" Limina (2019) "
Pour grand orchestre
Ed. Chester Music
SELECTION 2021
- Sélectionné pour : Le Coup de Coeur des Jeunes Mélomanes 2022
- Sélectionné pour : Le Prix de Composition Musicale 2021
Écrit pour un grand orchestre (trois vents, trois percussionnistes, piano, harpe et cordes) Limina se compose d’un seul mouvement d’environ quinze minutes. Son énergie, ses nuances et son activité à plusieurs strates nécessitent une grande virtuosité et une forte cohésion de la part des musiciens. Cependant, Grime connaissait déjà l’excellence des précédentes prestations du Tanglewood Music Center Orchestra lorsqu’elle a écrit Limina et elle savait qu’elle pouvait demander beaucoup à l’orchestre.
« Limina » signifie « seuils », l’endroit où un état en devient un autre. Dans la pièce de Grime, les seuils séparent les notions musicales qui représentent des états expressifs. L’idée du passage entre les états lui a été suggérée par un chapitre de Palais de glace, roman de l’écrivain norvégien Tarjei Vesaas paru en 1963. Ce chapitre décrit les émotions d’une jeune fille tandis qu’elle se déplace entre les salles d’une cascade gelée. Bien que certaines pièces antérieures de Grime aient des liens avec des notions imaginaires et littéraires, le lien entre Limina et le récit de Vesaas était étrangement explicite et direct. Les différentes salles et les émotions correspondantes de la jeune fille ont décidé de la structure en épisodes de la pièce de Grime. Malgré cette particularité, une fois que Grime s’est complètement impliquée dans la pièce, elle s’est concentrée sur les aspects purement musicaux et liés à la composition. Bien que certains changements d’états musicaux soient très nets, ils s’entremêlent et s’imbriquent souvent les uns avec les autres. Le spectateur reste alors en équilibre, sur le seuil, pour ainsi dire. Le chevauchement de notions plus larges et de petites variations rythmiques entre des parties semblables « brouillent » l’impact de tout état expressif, à l’image des sentiments de peur, de joie et de confusion de la jeune fille qui se fondent.
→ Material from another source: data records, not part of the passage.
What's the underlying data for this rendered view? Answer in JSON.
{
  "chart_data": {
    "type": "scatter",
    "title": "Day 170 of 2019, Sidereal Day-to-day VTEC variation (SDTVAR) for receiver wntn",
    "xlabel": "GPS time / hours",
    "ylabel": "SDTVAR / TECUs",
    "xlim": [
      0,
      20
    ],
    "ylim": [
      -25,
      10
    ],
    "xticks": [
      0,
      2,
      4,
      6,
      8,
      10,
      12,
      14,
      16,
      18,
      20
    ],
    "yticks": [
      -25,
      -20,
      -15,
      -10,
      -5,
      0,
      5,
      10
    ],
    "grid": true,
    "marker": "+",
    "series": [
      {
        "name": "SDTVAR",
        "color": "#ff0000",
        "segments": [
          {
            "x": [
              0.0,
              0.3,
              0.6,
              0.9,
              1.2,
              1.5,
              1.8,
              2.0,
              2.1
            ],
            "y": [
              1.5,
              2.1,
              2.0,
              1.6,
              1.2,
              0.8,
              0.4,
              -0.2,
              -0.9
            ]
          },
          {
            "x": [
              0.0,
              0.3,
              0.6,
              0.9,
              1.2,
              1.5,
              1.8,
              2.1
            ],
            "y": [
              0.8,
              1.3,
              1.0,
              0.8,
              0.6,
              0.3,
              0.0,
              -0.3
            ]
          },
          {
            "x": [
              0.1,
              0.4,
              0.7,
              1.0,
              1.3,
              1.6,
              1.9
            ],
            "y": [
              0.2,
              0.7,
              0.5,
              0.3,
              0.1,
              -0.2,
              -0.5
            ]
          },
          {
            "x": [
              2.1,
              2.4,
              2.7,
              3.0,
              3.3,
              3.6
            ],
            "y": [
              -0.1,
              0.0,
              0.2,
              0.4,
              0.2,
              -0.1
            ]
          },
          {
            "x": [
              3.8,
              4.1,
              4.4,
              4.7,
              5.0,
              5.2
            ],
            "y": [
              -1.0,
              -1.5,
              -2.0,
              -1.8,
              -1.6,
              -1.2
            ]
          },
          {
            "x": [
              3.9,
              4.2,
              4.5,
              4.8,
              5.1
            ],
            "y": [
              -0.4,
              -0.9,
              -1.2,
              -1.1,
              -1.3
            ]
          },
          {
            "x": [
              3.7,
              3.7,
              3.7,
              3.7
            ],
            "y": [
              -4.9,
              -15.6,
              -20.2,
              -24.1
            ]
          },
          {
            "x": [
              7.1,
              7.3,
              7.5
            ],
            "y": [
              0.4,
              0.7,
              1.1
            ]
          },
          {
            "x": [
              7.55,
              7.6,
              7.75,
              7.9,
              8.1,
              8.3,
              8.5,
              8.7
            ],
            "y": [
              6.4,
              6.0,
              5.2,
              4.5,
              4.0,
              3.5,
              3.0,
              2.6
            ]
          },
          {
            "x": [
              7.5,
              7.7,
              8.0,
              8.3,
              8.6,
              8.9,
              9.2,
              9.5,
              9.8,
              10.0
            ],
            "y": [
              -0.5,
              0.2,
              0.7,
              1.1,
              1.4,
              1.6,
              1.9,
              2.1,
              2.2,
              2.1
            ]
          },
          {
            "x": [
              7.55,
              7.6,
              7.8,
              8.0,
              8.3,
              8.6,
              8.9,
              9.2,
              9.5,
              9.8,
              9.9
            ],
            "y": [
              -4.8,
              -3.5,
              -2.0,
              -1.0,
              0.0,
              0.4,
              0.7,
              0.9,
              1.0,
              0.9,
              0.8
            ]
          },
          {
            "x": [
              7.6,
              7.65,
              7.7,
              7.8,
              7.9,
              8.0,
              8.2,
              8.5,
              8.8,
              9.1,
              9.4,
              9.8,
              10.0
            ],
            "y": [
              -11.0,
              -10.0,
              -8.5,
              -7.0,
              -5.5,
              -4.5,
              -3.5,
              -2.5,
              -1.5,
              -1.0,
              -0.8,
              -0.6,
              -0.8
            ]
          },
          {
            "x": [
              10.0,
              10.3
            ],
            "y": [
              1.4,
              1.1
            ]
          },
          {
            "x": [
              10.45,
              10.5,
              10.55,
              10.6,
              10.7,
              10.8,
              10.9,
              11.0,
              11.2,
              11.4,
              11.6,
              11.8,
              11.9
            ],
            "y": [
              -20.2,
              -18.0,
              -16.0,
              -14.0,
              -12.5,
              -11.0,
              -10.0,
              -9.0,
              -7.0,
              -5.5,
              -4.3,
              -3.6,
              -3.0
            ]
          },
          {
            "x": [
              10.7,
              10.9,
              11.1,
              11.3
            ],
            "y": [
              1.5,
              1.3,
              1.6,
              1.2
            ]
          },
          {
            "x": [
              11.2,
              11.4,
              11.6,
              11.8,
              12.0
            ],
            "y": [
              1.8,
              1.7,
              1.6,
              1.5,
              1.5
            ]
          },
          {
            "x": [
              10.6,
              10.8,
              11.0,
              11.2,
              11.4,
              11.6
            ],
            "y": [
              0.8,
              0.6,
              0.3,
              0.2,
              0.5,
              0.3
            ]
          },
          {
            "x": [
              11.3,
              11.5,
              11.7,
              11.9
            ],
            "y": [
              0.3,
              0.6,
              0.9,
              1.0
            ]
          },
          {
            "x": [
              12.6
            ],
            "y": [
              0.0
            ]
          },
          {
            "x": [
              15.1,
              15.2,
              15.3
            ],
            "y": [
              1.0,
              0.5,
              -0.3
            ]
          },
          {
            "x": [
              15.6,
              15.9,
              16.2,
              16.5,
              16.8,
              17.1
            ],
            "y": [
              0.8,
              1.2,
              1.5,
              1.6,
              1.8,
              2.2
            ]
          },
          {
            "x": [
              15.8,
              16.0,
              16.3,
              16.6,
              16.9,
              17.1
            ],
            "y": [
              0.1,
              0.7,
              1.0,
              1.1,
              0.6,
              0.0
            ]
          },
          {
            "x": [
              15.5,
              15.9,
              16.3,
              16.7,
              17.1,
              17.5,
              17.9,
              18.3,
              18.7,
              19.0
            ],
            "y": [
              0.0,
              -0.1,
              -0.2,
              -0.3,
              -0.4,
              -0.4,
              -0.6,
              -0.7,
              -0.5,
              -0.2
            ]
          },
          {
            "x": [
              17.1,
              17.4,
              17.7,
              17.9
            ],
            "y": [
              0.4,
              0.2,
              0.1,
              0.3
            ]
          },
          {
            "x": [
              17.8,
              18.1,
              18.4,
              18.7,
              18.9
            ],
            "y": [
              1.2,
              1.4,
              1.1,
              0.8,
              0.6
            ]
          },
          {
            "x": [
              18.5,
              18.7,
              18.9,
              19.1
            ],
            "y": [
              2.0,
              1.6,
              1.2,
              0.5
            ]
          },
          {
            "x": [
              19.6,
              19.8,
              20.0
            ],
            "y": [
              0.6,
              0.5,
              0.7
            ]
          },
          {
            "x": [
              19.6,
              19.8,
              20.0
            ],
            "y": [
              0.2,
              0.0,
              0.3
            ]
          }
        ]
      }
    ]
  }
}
La musique met également en contraste la fragilité physique de la jeune fille avec la force et la froideur impassibles de la glace.
L’ouverture de Limina, annotée « Brillant, glacé », adopte délibérément un caractère froid, quelque peu déstabilisant. Ce passage se développe en vagues de plus en plus complexes qui envahissent l’orchestre tout entier : des cordes chatoyantes suspendues avec le vibraphone, une silhouette étincelante qui s’élève d’entre les bois aigus, une chorale morcelée parmi les cuivres. Les arpèges, qui forment une silhouette, joués par les trois violons solos sont le signe d’un état onirique continuel. L’expansion des cordes dans le registre grave fait apparaître un élément rempli de chaleur et d’humanité ; les différentes strates sont de plus en plus nettes, dotées d’un battement défini et de lignes mélodiques distinctes. La densité et l’intensité, de plus en plus fortes, mènent à un long accord marquant le début de l’épisode final, annoté « Extatique et tendre ». La chorale des vents, auparavant dissimulée, avance au premier plan, mais elle reste interrompue par les textures à couper le souffle des cordes, comme si elle était réticente à accepter entièrement le fardeau de la conclusion.